Everyday, he would wait to take a bus that would most probably cross her path and walk silently behind her from the bus stop to the traffic light and across the road. He takes soft silent steps so that she wouldn't hear him. And she never did.
For 2 years, he would silently admire her beauty from afar. He would walk pass the classrooms she was in just to have a peek at her. Though he would very much wanna know her name or even hear her voice, he never garnered enough courage to talk to her. During one of his performances he tried to throw a paper aeroplane in her direction hoping it'll get her attention but it never happened.
When the time came to leave the place that enabled him to lay eyes on her, he was sad. He promised himself never to look back. Never to think of her again. "Life goes on," he told himself. Time, he hope will heal all wounds. He used to think how foolish it is to feel hurt by someone who doesn't even know you. Now he knows how it feels. The pain of losing even before gaining.
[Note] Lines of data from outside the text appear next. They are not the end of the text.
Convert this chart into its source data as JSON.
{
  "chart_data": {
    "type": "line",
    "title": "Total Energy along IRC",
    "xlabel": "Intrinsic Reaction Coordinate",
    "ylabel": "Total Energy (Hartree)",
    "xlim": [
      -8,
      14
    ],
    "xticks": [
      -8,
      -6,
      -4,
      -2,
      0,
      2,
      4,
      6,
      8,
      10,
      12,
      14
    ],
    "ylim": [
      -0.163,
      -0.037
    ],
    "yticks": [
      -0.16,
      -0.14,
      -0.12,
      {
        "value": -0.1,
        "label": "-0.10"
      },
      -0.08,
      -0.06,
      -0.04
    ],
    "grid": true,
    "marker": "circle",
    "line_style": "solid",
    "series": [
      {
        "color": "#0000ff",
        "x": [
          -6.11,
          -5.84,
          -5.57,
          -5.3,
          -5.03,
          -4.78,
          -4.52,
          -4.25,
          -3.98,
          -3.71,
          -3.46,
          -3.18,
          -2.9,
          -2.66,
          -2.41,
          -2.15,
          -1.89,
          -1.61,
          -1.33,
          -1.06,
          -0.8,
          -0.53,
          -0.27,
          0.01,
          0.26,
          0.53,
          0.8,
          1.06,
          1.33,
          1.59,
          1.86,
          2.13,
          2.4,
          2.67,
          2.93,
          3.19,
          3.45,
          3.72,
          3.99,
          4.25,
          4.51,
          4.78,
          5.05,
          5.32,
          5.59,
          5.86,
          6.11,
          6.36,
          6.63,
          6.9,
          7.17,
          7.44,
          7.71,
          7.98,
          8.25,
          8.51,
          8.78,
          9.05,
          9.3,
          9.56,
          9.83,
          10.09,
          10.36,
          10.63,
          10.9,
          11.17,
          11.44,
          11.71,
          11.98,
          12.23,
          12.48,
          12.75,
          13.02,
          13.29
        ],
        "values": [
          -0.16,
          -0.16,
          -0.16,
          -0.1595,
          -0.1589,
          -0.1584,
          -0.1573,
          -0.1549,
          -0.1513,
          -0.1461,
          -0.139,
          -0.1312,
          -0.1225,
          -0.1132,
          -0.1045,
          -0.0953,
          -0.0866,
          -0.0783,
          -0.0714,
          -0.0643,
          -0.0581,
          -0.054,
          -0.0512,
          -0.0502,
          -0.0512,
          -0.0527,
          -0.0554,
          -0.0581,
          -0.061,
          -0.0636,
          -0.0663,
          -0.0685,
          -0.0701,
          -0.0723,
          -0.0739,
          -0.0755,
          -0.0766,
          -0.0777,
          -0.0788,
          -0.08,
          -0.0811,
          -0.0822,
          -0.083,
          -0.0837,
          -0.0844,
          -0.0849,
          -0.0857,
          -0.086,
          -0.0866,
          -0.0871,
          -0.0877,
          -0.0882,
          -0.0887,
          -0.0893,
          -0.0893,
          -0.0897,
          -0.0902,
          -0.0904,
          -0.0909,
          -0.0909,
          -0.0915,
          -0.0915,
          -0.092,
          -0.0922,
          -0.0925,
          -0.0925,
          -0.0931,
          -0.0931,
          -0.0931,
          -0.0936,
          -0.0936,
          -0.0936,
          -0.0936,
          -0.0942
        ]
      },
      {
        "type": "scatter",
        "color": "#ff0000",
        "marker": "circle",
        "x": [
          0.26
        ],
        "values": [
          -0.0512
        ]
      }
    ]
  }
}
The pain of never getting to know her.
Sometimes, in the heart of the night, he would think to himself, "would things have been different if i live it again?".
Looking up at the cloudless starry night, he says out loud,"Goodnight girl, may we meet in dreamland tonight."

-End-
ok! how was it? good? i was trying to type in proper english and trying really hard not to use msn-language. hope you liked it! and i dedicate it to you...and ya happy new year!